Dismiss Notice
Join Physics Forums Today!
The friendliest, high quality science and math community on the planet! Everyone who loves science is here!

Rank of sample covariance matrix

  1. Dec 9, 2009 #1
    I was reading Turk and Pentland paper 'Eigenfaces for recognition' and they assert that, if M < N, the maximum rank of a covariance matrix is M - 1, being M the number of samples and NxN the size of the covariance matrix.

    Is there any simple demonstration of this fact?

    Thanks in advance,

  2. jcsd
  3. Dec 14, 2009 #2
    This seems incorrect to me, it should be M.

    The reason is we usually capture the covariance matrix using X*X' where X is an NxM matrix of N features by M observations (usually we normalize X so that each row [feature] has mean 0 and variance 1, or some similar process, so that we are getting the standard covariance estimate).

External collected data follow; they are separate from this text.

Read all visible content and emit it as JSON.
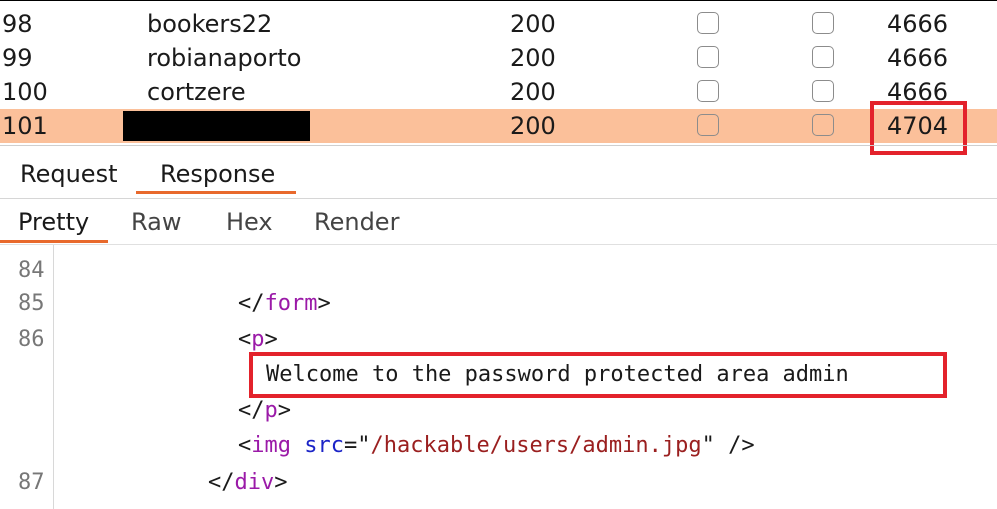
{
  "results": {
    "rows": [
      {
        "num": "98",
        "payload": "bookers22",
        "status": "200",
        "length": "4666"
      },
      {
        "num": "99",
        "payload": "robianaporto",
        "status": "200",
        "length": "4666"
      },
      {
        "num": "100",
        "payload": "cortzere",
        "status": "200",
        "length": "4666"
      },
      {
        "num": "101",
        "payload": "",
        "status": "200",
        "length": "4704"
      }
    ]
  },
  "tabs": {
    "request": "Request",
    "response": "Response"
  },
  "subtabs": {
    "pretty": "Pretty",
    "raw": "Raw",
    "hex": "Hex",
    "render": "Render"
  },
  "editor": {
    "lines": [
      {
        "num": "84",
        "text": ""
      },
      {
        "num": "85",
        "close_open": "</",
        "tag": "form",
        "close": ">"
      },
      {
        "num": "86",
        "open": "<",
        "tag": "p",
        "close": ">"
      },
      {
        "num": "",
        "text": "Welcome to the password protected area admin"
      },
      {
        "num": "",
        "close_open": "</",
        "tag": "p",
        "close": ">"
      },
      {
        "num": "",
        "open": "<",
        "tag": "img",
        "attr": "src",
        "eq": "=",
        "q1": "\"",
        "value": "/hackable/users/admin.jpg",
        "q2": "\"",
        "end": " />"
      },
      {
        "num": "87",
        "close_open": "</",
        "tag": "div",
        "close": ">"
      }
    ]
  },
  "colors": {
    "selected_row": "#fbc09a",
    "accent": "#e8692c",
    "highlight_box": "#e3222b"
  }
}
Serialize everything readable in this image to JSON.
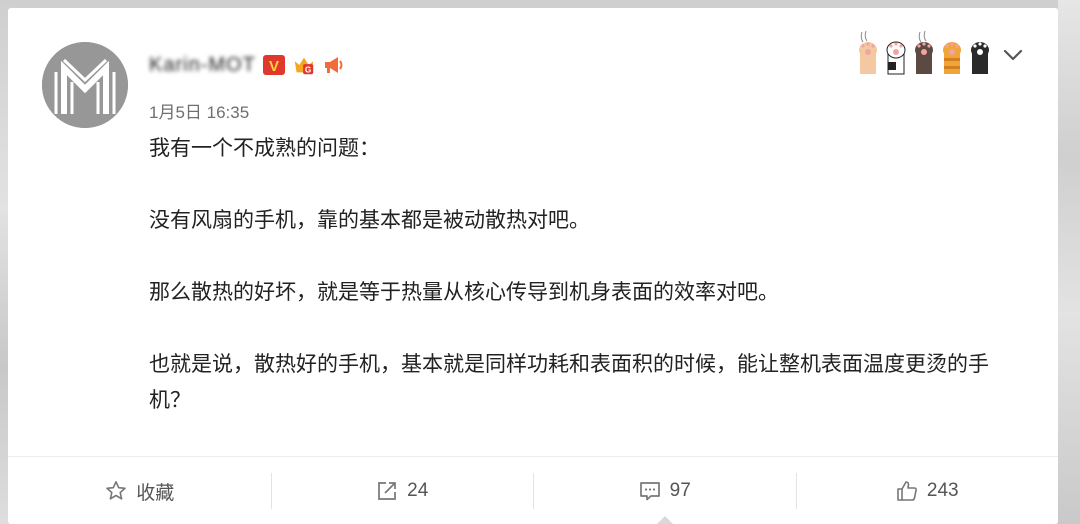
{
  "post": {
    "username": "Karin-MOT",
    "timestamp": "1月5日 16:35",
    "paragraphs": [
      "我有一个不成熟的问题：",
      "没有风扇的手机，靠的基本都是被动散热对吧。",
      "那么散热的好坏，就是等于热量从核心传导到机身表面的效率对吧。",
      "也就是说，散热好的手机，基本就是同样功耗和表面积的时候，能让整机表面温度更烫的手机？"
    ]
  },
  "badges": {
    "verified": "V",
    "level": "G"
  },
  "colors": {
    "verified": "#e0392b",
    "level": "#f5a623",
    "megaphone": "#f26b3a"
  },
  "footer": {
    "favorite_label": "收藏",
    "share_count": "24",
    "comment_count": "97",
    "like_count": "243"
  }
}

    Then of course the rank of X*X' can be at most M for M < N because you may view applying the transformation X*X' as applying the transformation X' followed by applying the transformation X. Then because X' is an MxN matrix taking R^N to R^M, so its range (i.e. rank) cannot be greater than the dimension of R^M, namely M. Then, X takes R^M to a subspace of R^N, with dimension no greater than M (this follows from linear algebra, but you may simply think about it like this: X is taking the entire subspace of R^M (the range of X') to somewhere in R^N, since it is a linear function, it cannot fill up more of R^N then what is put into it, namely it cannot output more than the image of X on the subspace of R^M, so again the dimension of the range is no greater than M). Thus X*X' can have rank no greater than M.
    (Note also I use X' to denote transpose of X and R^n, assuming real number system).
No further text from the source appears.